Aussi court que puissant, l’essai de Louisa Yousfi est un appel à tous·tes les descendant·es de victimes du colonialisme à "rester barbare" selon la formule de Kateb Yacine.
Écrivain algérien, réduit au statut d’indigène par l’administration coloniale française, il avait cette formule : "Je sens que j’ai tellement de choses à dire qu’il vaut mieux que je ne sois pas trop cultivé. Il faut que je garde une espèce de barbarie, il faut que je reste barbare".
Pour l’autrice, cette affirmation n’est pas uniquement une prescription esthétique, une injonction à garder une vitalité pour se donner la possibilité de parler, d’écrire, de développer son art. Il s’agit surtout de s’autoriser à produire du récit politique qui ne soit pas ancré dans ce que la société attend de celles et ceux qu’elle qualifie de "personnes intégrées".
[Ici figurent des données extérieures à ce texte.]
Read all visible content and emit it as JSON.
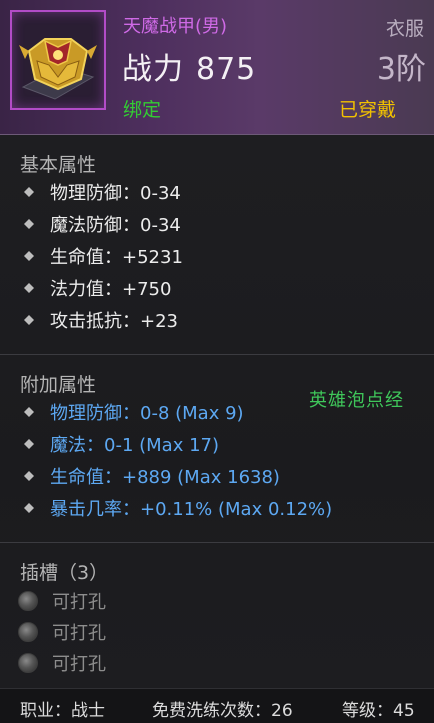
{
  "item": {
    "name": "天魔战甲(男)",
    "power_label": "战力",
    "power_value": "875",
    "slot_type": "衣服",
    "tier": "3阶",
    "bind_status": "绑定",
    "equip_status": "已穿戴",
    "icon": "golden-armor-chest-icon"
  },
  "base_attributes": {
    "title": "基本属性",
    "items": [
      "物理防御：0-34",
      "魔法防御：0-34",
      "生命值：+5231",
      "法力值：+750",
      "攻击抵抗：+23"
    ]
  },
  "bonus_attributes": {
    "title": "附加属性",
    "items": [
      "物理防御：0-8 (Max 9)",
      "魔法：0-1 (Max 17)",
      "生命值：+889 (Max 1638)",
      "暴击几率：+0.11% (Max 0.12%)"
    ]
  },
  "side_note": "英雄泡点经",
  "sockets": {
    "title": "插槽（3）",
    "items": [
      "可打孔",
      "可打孔",
      "可打孔"
    ]
  },
  "footer": {
    "class": "职业：战士",
    "refine": "免费洗练次数：26",
    "level": "等级：45"
  },
  "colors": {
    "name": "#cf6ae6",
    "bound": "#33cc33",
    "equipped": "#f2c200",
    "bonus_attr": "#5da8f2",
    "side_note": "#3fc65a"
  }
}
Un mot d’ordre dans cet ouvrage, celui de s’émanciper de la langue du civilisateur pour retourner le stigmate. Ou l’emploi du mot barbare comme une fierté.
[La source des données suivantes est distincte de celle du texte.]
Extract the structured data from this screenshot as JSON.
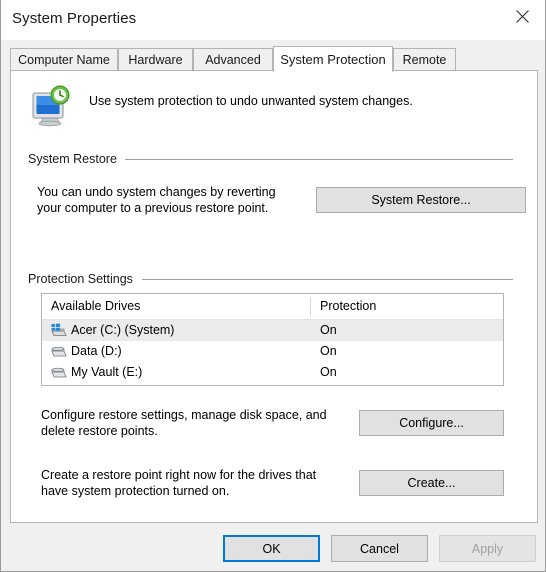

Pour domestiquer un barbare, il faut commencer par lui enseigner la liberté. ‘Sois libre’, c’est comme ça qu’on dit pour l’attirer dans ses filets. L’avantage, c’est qu’il comprend tout de suite. ‘Sois libre’ à son adresse, ça veut dire : soit libéré des tiens, de leurs traditions, de leurs archaïsmes qui les figent en un bloc homogène et opaque. Sois libre de les trahir, maintenant que tu parles sous notre protection.